Managing Hadoop API Dependencies in CDH 5
In CDH 3, all of the Hadoop API implementations were confined to a single JAR file (hadoop-core) plus a few of its dependencies. It was relatively straightforward to make sure that classes from these JAR files were available at runtime.
CDH 4 and CDH 5 are more complex: they bundle both MRv1 and MRv2 (YARN). To simplify things, CDH 4 and CDH 5 provide a Maven-based way of managing client-side Hadoop API dependencies that saves you from having to figure out the exact names and locations of all the JAR files needed to provide Hadoop APIs.
In CDH 5, Cloudera recommends that you use a hadoop-client artifact for all clients, instead of managing JAR-file-based dependencies manually.

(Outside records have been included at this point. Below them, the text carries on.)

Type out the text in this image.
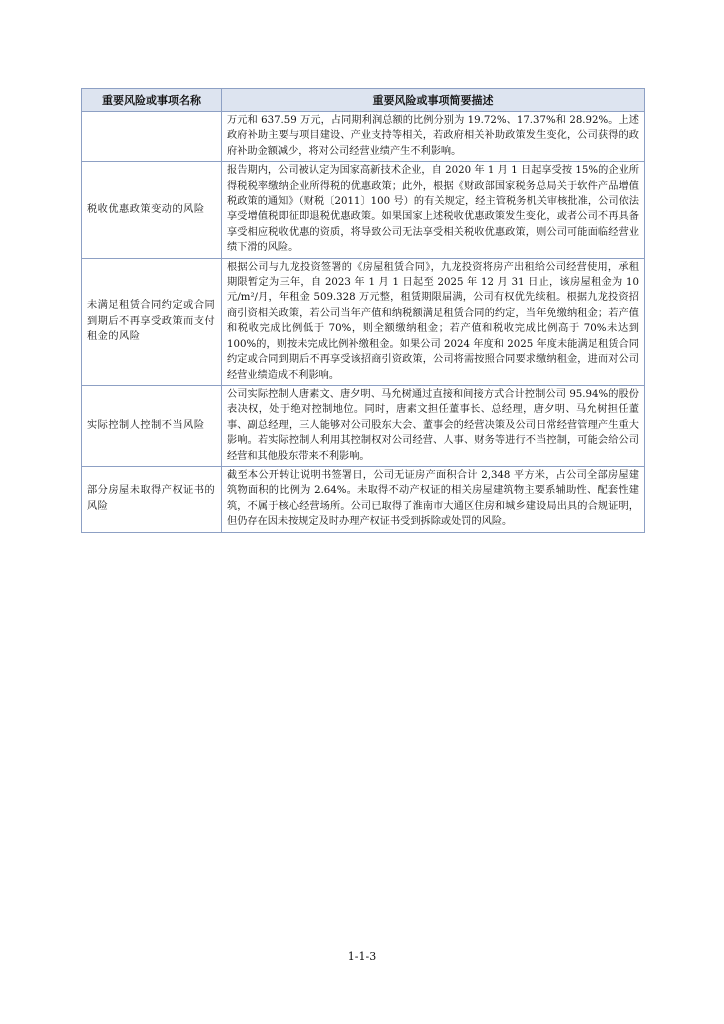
重要风险或事项名称	重要风险或事项简要描述
	万元和 637.59 万元，占同期利润总额的比例分别为 19.72%、17.37%和 28.92%。上述政府补助主要与项目建设、产业支持等相关，若政府相关补助政策发生变化，公司获得的政府补助金额减少，将对公司经营业绩产生不利影响。
税收优惠政策变动的风险	报告期内，公司被认定为国家高新技术企业，自 2020 年 1 月 1 日起享受按 15%的企业所得税税率缴纳企业所得税的优惠政策；此外，根据《财政部国家税务总局关于软件产品增值税政策的通知》（财税〔2011〕100 号）的有关规定，经主管税务机关审核批准，公司依法享受增值税即征即退税优惠政策。如果国家上述税收优惠政策发生变化，或者公司不再具备享受相应税收优惠的资质，将导致公司无法享受相关税收优惠政策，则公司可能面临经营业绩下滑的风险。
未满足租赁合同约定或合同到期后不再享受政策而支付租金的风险	根据公司与九龙投资签署的《房屋租赁合同》，九龙投资将房产出租给公司经营使用，承租期限暂定为三年，自 2023 年 1 月 1 日起至 2025 年 12 月 31 日止，该房屋租金为 10 元/m²/月，年租金 509.328 万元整，租赁期限届满，公司有权优先续租。根据九龙投资招商引资相关政策，若公司当年产值和纳税额满足租赁合同的约定，当年免缴纳租金；若产值和税收完成比例低于 70%，则全额缴纳租金；若产值和税收完成比例高于 70%未达到 100%的，则按未完成比例补缴租金。如果公司 2024 年度和 2025 年度未能满足租赁合同约定或合同到期后不再享受该招商引资政策，公司将需按照合同要求缴纳租金，进而对公司经营业绩造成不利影响。
实际控制人控制不当风险	公司实际控制人唐素文、唐夕明、马允树通过直接和间接方式合计控制公司 95.94%的股份表决权，处于绝对控制地位。同时，唐素文担任董事长、总经理，唐夕明、马允树担任董事、副总经理，三人能够对公司股东大会、董事会的经营决策及公司日常经营管理产生重大影响。若实际控制人利用其控制权对公司经营、人事、财务等进行不当控制，可能会给公司经营和其他股东带来不利影响。
部分房屋未取得产权证书的风险	截至本公开转让说明书签署日，公司无证房产面积合计 2,348 平方米，占公司全部房屋建筑物面积的比例为 2.64%。未取得不动产权证的相关房屋建筑物主要系辅助性、配套性建筑，不属于核心经营场所。公司已取得了淮南市大通区住房和城乡建设局出具的合规证明，但仍存在因未按规定及时办理产权证书受到拆除或处罚的风险。
1-1-3
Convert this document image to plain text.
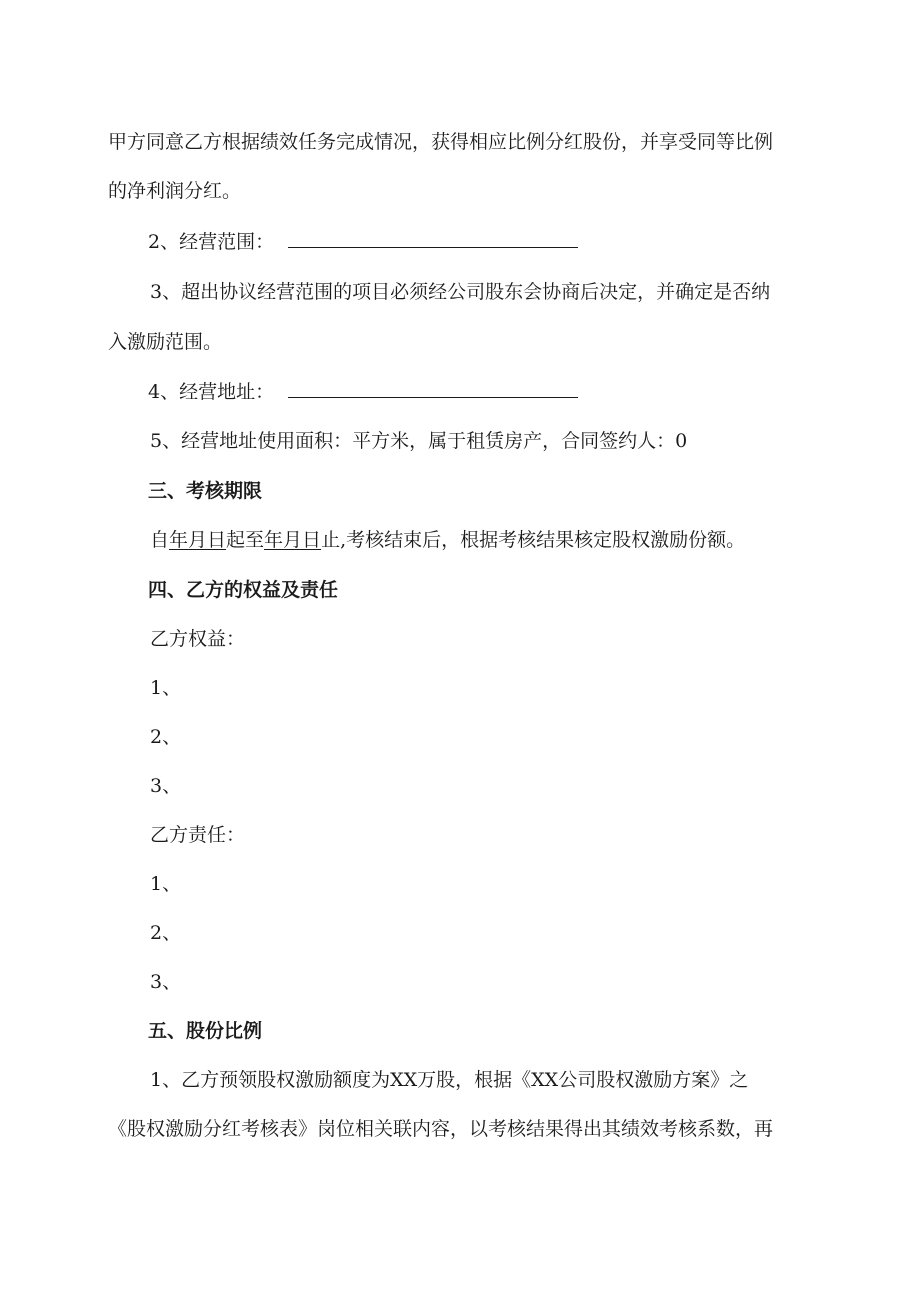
甲方同意乙方根据绩效任务完成情况，获得相应比例分红股份，并享受同等比例
的净利润分红。
2、经营范围：
3、超出协议经营范围的项目必须经公司股东会协商后决定，并确定是否纳
入激励范围。
4、经营地址：
5、经营地址使用面积：平方米，属于租赁房产，合同签约人：0
三、考核期限
自年月日起至年月日止,考核结束后，根据考核结果核定股权激励份额。
四、乙方的权益及责任
乙方权益：
1、
2、
3、
乙方责任：
1、
2、
3、
五、股份比例
1、乙方预领股权激励额度为XX万股，根据《XX公司股权激励方案》之
《股权激励分红考核表》岗位相关联内容，以考核结果得出其绩效考核系数，再
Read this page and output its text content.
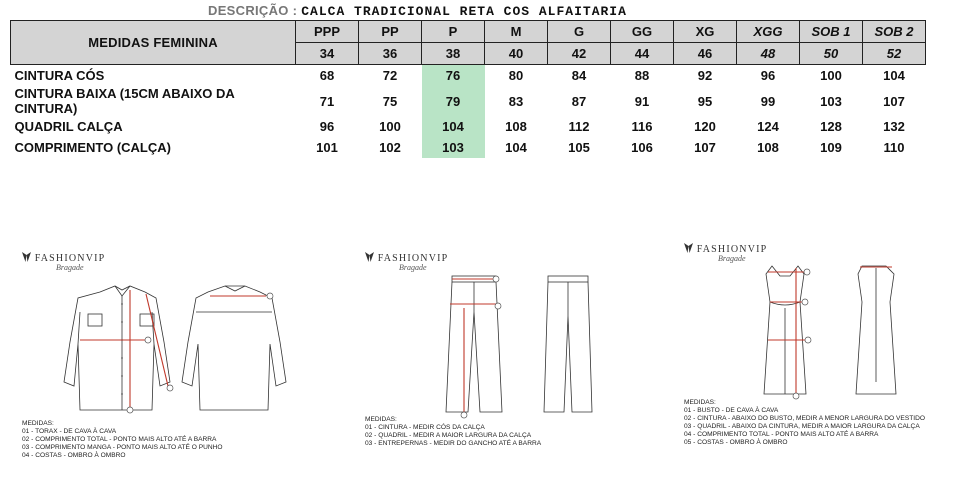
DESCRIÇÃO : CALCA TRADICIONAL RETA COS ALFAITARIA
MEDIDAS FEMININA	PPP	PP	P	M	G	GG	XG	XGG	SOB 1	SOB 2
	34	36	38	40	42	44	46	48	50	52
CINTURA CÓS	68	72	76	80	84	88	92	96	100	104
CINTURA BAIXA (15CM ABAIXO DA CINTURA)	71	75	79	83	87	91	95	99	103	107
QUADRIL CALÇA	96	100	104	108	112	116	120	124	128	132
COMPRIMENTO (CALÇA)	101	102	103	104	105	106	107	108	109	110
FASHIONVIP
Bragade
MEDIDAS:
01 - TORAX - DE CAVA À CAVA
02 - COMPRIMENTO TOTAL - PONTO MAIS ALTO ATÉ A BARRA
03 - COMPRIMENTO MANGA - PONTO MAIS ALTO ATÉ O PUNHO
04 - COSTAS - OMBRO À OMBRO
FASHIONVIP
Bragade
MEDIDAS:
01 - CINTURA - MEDIR CÓS DA CALÇA
02 - QUADRIL - MEDIR A MAIOR LARGURA DA CALÇA
03 - ENTREPERNAS - MEDIR DO GANCHO ATÉ A BARRA
FASHIONVIP
Bragade
MEDIDAS:
01 - BUSTO - DE CAVA À CAVA
02 - CINTURA - ABAIXO DO BUSTO, MEDIR A MENOR LARGURA DO VESTIDO
03 - QUADRIL - ABAIXO DA CINTURA, MEDIR A MAIOR LARGURA DA CALÇA
04 - COMPRIMENTO TOTAL - PONTO MAIS ALTO ATÉ A BARRA
05 - COSTAS - OMBRO À OMBRO
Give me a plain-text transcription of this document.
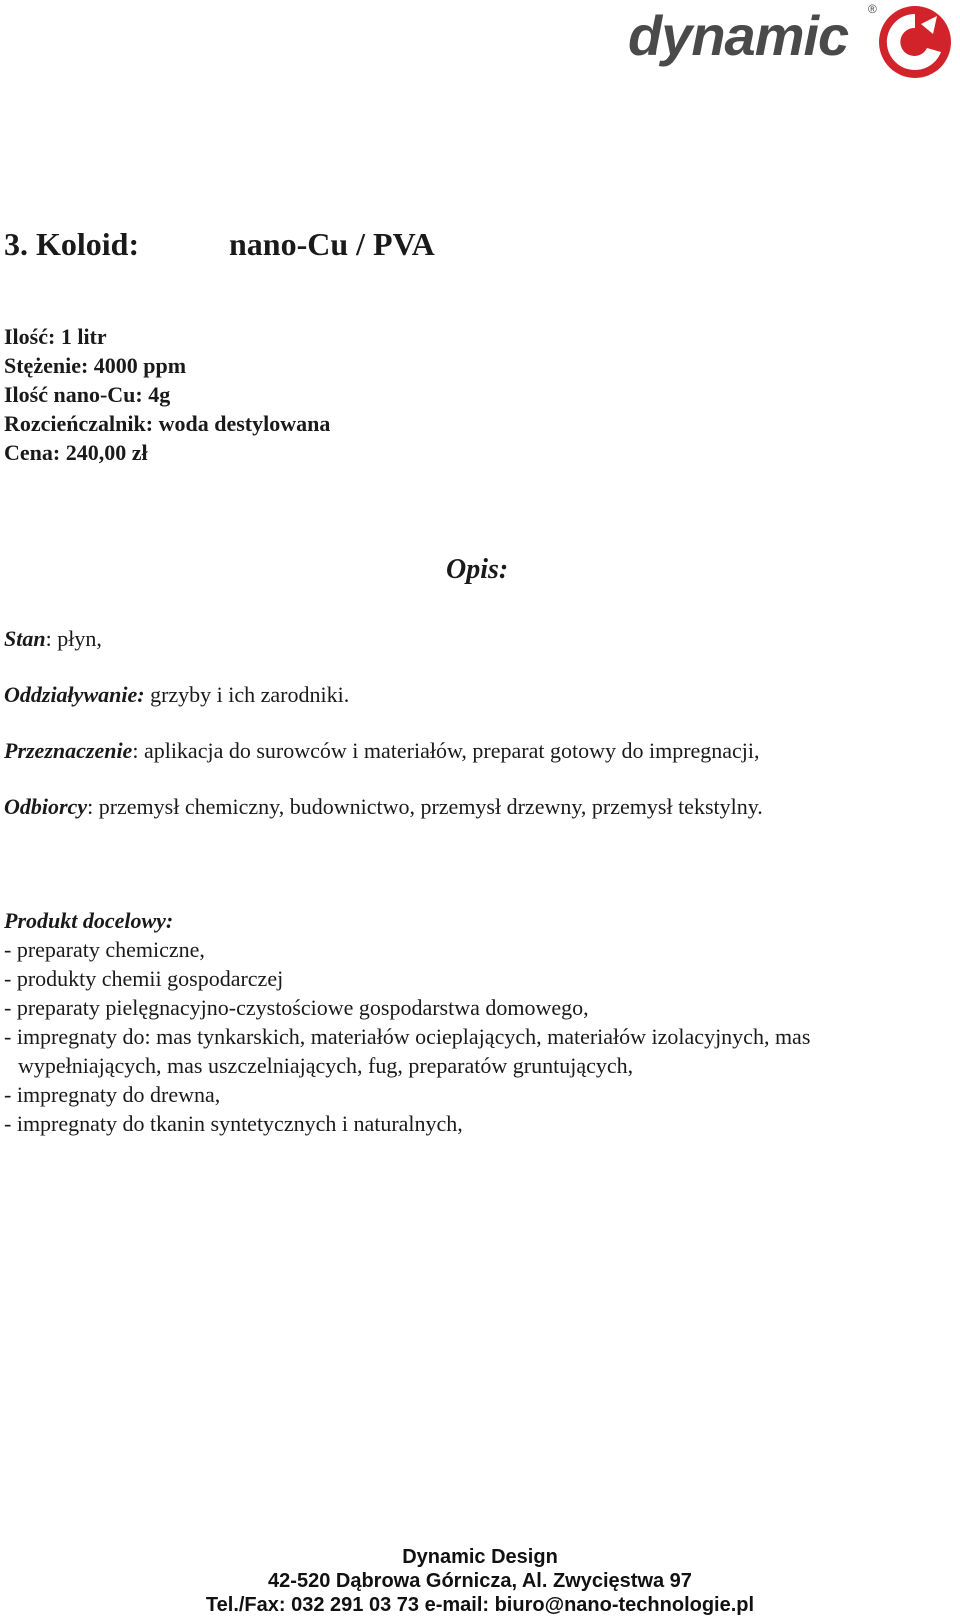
dynamic ®
3. Koloid:	nano-Cu / PVA
Ilość: 1 litr
Stężenie: 4000 ppm
Ilość nano-Cu: 4g
Rozcieńczalnik: woda destylowana
Cena: 240,00 zł
Opis:
Stan: płyn,
Oddziaływanie: grzyby i ich zarodniki.
Przeznaczenie: aplikacja do surowców i materiałów, preparat gotowy do impregnacji,
Odbiorcy: przemysł chemiczny, budownictwo, przemysł drzewny, przemysł tekstylny.
Produkt docelowy:
- preparaty chemiczne,
- produkty chemii gospodarczej
- preparaty pielęgnacyjno-czystościowe gospodarstwa domowego,
- impregnaty do: mas tynkarskich, materiałów ocieplających, materiałów izolacyjnych, mas wypełniających, mas uszczelniających, fug, preparatów gruntujących,
- impregnaty do drewna,
- impregnaty do tkanin syntetycznych i naturalnych,
Dynamic Design
42-520 Dąbrowa Górnicza, Al. Zwycięstwa 97
Tel./Fax: 032 291 03 73 e-mail: biuro@nano-technologie.pl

Flavors of the hadoop-client Artifact
There are two different flavors of the hadoop-client artifact: a Maven-based Project Object Model (POM) artifact and a Linux package, hadoop-client. The former lets you manage Hadoop API dependencies at both compile and run time for your Maven- or Ivy-based projects; the latter provides a familiar interface in the form of a collection of JAR files that can be added to your classpath directly.
Versions of the hadoop-client Artifact
CDH Version | MRv1 Version String | YARN Version String |
---|---|---|
5.0.0 - 5.1.x | 2.3.0-mr1-cdh5.x.x | 2.3.0-cdh5.x.x |
5.2.0 - 5.3.x | 2.5.0-mr1-cdh5.x.x | 2.5.0-cdh5.x.x |
5.4.0 and higher | 2.6.0-mr1-cdh5.x.x | 2.6.0-cdh5.x.x |
Using hadoop-client for Maven-based Java Projects
Make sure you add the following dependency specification to your pom.xml file:
<dependency> <groupId>org.apache.hadoop</groupId> <artifactId>hadoop-client</artifactId> <version>VERSION</version> <scope>provided</scope> </dependency>
See CDH Version Strings for Maven for the VERSION string.
Using hadoop-client for Ivy-based Java Projects
Make sure you add the following dependency specification to your ivy.xml file:
<dependency org="org.apache.hadoop" name="hadoop-client" rev="VERSION" conf="default->provided"/>
where the <VERSION> string can be either 2.2.0-cdh5.x.x for YARN APIs or 2.2.0-mr1-cdh5.x.x for MRv1 APIs, substituting x for the version number.
Using JAR Files Provided in the hadoop-client Package
Make sure you add to your project all of the JAR files provided under /usr/lib/hadoop/client-0.20 (for MRv1 APIs) or /usr/lib/hadoop/client (for YARN).
For example, you can add this location to the JVM classpath:
$ export CLASSPATH=/usr/lib/hadoop/client-0.20/\*